Again, two things of note stand out. Firstly, Learn clearly works very poorly with the DecisionTreeRegressor. Secondly, Mean now works just as well as Mark and Two in the MISS scenario. What is going on? Is it possible that mean imputing can be salvaged after all?

No, mean imputing is still a bad idea. But the DecisionTreeRegressor is capable of handling a severe discontinuity in predicting $Y$ as a function of $X_0$ and $X_1$: it can recognize that the points with $X_1$ exactly at the mean behave very differently from the points with $X_1$ merely close to the mean. Thus mean imputing works just fine. But this isn't because mean imputing is a good idea; this regressor would be able to do the same with any arbitrary imputed value.

Another method

Another much more complicated method to handle missing values is multiple imputation. For now I don't have much to say on this method, except that I think imputing in general is the wrong approach.


Mean imputing is usually a bad idea. The marking and two-model approach are both pretty simple to implement and tend to give good results. I consider marking to be a rough approximation of the two-model approach. Unfortunately marking is not currently a built-in option in sklearn, but there is an open issue to add it.

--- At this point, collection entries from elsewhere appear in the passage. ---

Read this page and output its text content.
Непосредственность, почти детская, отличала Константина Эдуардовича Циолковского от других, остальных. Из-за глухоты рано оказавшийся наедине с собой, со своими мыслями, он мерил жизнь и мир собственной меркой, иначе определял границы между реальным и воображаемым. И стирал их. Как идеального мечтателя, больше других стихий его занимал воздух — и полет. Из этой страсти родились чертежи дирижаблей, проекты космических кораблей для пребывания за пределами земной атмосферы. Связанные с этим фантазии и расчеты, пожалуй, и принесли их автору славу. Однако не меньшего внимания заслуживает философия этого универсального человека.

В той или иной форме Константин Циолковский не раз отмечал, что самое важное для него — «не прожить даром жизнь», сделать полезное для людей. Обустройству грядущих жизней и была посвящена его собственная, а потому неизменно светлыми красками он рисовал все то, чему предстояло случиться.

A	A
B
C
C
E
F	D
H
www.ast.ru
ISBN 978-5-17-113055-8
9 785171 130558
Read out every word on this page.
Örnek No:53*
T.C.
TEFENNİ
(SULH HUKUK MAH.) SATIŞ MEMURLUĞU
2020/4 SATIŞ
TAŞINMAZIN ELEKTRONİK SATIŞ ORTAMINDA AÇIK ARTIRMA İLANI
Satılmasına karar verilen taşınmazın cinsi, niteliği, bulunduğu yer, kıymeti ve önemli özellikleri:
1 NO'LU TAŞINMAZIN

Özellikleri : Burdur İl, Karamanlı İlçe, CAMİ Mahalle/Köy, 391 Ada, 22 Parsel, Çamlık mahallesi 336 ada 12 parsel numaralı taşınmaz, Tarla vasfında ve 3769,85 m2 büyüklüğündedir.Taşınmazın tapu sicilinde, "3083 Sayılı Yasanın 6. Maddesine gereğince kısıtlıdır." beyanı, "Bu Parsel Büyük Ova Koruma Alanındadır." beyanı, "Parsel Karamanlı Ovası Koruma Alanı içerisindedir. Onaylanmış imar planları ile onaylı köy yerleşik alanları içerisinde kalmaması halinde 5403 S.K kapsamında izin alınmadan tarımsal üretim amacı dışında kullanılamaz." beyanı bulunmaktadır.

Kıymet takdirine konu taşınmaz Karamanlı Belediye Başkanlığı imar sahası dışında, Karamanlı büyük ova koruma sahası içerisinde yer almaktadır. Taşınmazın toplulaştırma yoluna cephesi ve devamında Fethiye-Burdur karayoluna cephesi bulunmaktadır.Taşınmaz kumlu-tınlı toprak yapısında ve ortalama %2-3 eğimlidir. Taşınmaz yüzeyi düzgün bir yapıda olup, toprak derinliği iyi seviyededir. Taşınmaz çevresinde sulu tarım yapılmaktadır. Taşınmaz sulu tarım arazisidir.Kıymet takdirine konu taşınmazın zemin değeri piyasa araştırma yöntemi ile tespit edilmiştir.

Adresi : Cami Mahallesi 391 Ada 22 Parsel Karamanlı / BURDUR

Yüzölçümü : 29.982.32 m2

Looking at the tables of MSE values I've given, I still have one question whose answer I'm not yet sure of. Why do both regressors perform much more poorly for MAR data than for MCAR? I'll update this post if I find a simple reason.

  1. Note that missing completely at random and missing at random are extant technical terms. They don't in general refer to the specifics of how much data is missing that I've given here. Instead MCAR refers to the fact that whether the data is missing doesn't depend on $X_0$ or $X_1$, while MAR refers to the fact that whether the data is missing doesn't depend on $X_1$. On the other hand, just plain missing is a term I just made up. [return]